Taux d'acceptation. La part de tes invitations qui sont acceptées. Le tableau de bord ne l'affiche pas : tu le calcules toi-même, invitations envoyées contre invitations acceptées. Ce que ça change : c'est le chiffre qui explique le pilier relations quand il stagne, et le seul de cette liste que LinkedIn te laisse dans l'ombre.

L'arbitrage que le tableau de bord ne te souffle pas

Le plafond de 25 points a une conséquence que je n'ai vue écrite nulle part dans les guides en place sur cette requête.

Ouvre tes quatre piliers et regarde-les comme des réservoirs, pas comme des notes. Un pilier à 22 sur 25 ne peut plus te rendre que 3 points, même si tu y passes ton mois. Un pilier à 9 en contient 16 disponibles. Ce n'est pas une intuition, c'est de l'arithmétique de plafond.

Et le réflexe va systématiquement dans le mauvais sens. On pousse le pilier où on est déjà bon, parce que c'est le geste agréable : celui qui publie déjà publie plus, celui qui a un profil soigné le repolit. Le pilier à 9 est presque toujours « établir des relations », parce que c'est le seul qui demande qu'un inconnu clique sur accepter, et donc le seul qui ne dépend pas que de ta volonté.

L'ordre de travail se déduit tout seul : le pilier le plus bas d'abord, jusqu'à ce qu'il rejoigne les autres.

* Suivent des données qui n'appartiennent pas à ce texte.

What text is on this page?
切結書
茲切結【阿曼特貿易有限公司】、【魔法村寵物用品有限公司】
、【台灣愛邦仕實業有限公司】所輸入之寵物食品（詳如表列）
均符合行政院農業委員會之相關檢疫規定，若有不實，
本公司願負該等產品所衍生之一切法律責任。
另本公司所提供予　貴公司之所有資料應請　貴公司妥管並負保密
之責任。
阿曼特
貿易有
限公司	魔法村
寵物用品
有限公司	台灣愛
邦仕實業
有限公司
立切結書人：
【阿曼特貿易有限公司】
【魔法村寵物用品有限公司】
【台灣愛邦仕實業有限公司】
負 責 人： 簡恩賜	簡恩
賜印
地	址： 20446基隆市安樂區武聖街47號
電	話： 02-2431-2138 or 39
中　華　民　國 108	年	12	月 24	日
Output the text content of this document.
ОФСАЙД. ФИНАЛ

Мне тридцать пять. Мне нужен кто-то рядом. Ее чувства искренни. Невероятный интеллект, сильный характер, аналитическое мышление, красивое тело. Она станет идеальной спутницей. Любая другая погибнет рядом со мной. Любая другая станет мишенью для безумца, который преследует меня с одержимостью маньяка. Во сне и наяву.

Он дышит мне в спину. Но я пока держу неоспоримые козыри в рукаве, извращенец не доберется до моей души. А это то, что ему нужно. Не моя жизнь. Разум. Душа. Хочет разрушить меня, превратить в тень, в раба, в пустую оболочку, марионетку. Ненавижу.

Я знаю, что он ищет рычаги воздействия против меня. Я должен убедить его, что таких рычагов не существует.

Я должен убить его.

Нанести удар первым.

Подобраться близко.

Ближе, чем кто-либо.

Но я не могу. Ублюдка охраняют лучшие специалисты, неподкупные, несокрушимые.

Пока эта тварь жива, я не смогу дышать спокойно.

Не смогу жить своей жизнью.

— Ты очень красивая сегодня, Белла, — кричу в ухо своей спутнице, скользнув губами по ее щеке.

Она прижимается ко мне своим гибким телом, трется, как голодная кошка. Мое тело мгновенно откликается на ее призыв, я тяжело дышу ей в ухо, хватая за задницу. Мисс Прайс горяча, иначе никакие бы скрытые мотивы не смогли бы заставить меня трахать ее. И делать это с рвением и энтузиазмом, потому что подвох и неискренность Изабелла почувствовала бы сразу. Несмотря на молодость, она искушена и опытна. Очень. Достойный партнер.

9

Passé 20 sur un pilier, ton temps vaut mieux ailleurs.

Reste à savoir si ce score mérite l'effort. J'y ai répondu ailleurs, et la réponse vient de la plateforme elle-même : LinkedIn a lâché son propre score. Le glossaire ci-dessus sert dans les deux cas, puisqu'il dit ce que chaque geste alimente.

Ouvre le tableau de bord, note tes quatre nombres sur 25, choisis le plus bas, et ignore les trois autres pendant trente jours.

FAQ

SSI et Social Selling Index, est-ce la même chose ? Oui. SSI est l'abréviation de Social Selling Index, le nom complet du score. Les deux expressions désignent le même tableau de bord, accessible sur linkedin.com/sales/ssi avec un compte LinkedIn ordinaire.

À quelle fréquence le SSI est-il mis à jour ? Chaque jour, à partir de ton activité récente. C'est pour cette raison qu'il descend pendant les vacances : il photographie tes dernières semaines, il ne cumule pas ce que tu as construit depuis cinq ans.

Pourquoi mon SSI a baissé alors que je n'ai rien changé ? Regarde d'abord s'il s'agit du score ou du rang. Le score sur 100 suit ton activité, donc une semaine calme le fait reculer. Le rang est relatif : il baisse quand ton secteur ou ton réseau s'active plus que toi, sans que ton comportement ait bougé.

Quel pilier du SSI fait gagner le plus de points ? Celui où tu es le plus bas, mécaniquement, puisque chaque pilier plafonne à 25. Un pilier déjà à 22 ne contient plus que 3 points à prendre, quel que soit l'effort investi.

Mon SSI est-il visible par les autres ? Non. Le tableau de bord est privé, le score n'apparaît pas sur ton profil et personne n'est prévenu quand il monte ou descend. C'est un indicateur pour toi seul, ce qui ôte tout intérêt à l'afficher dans une bio.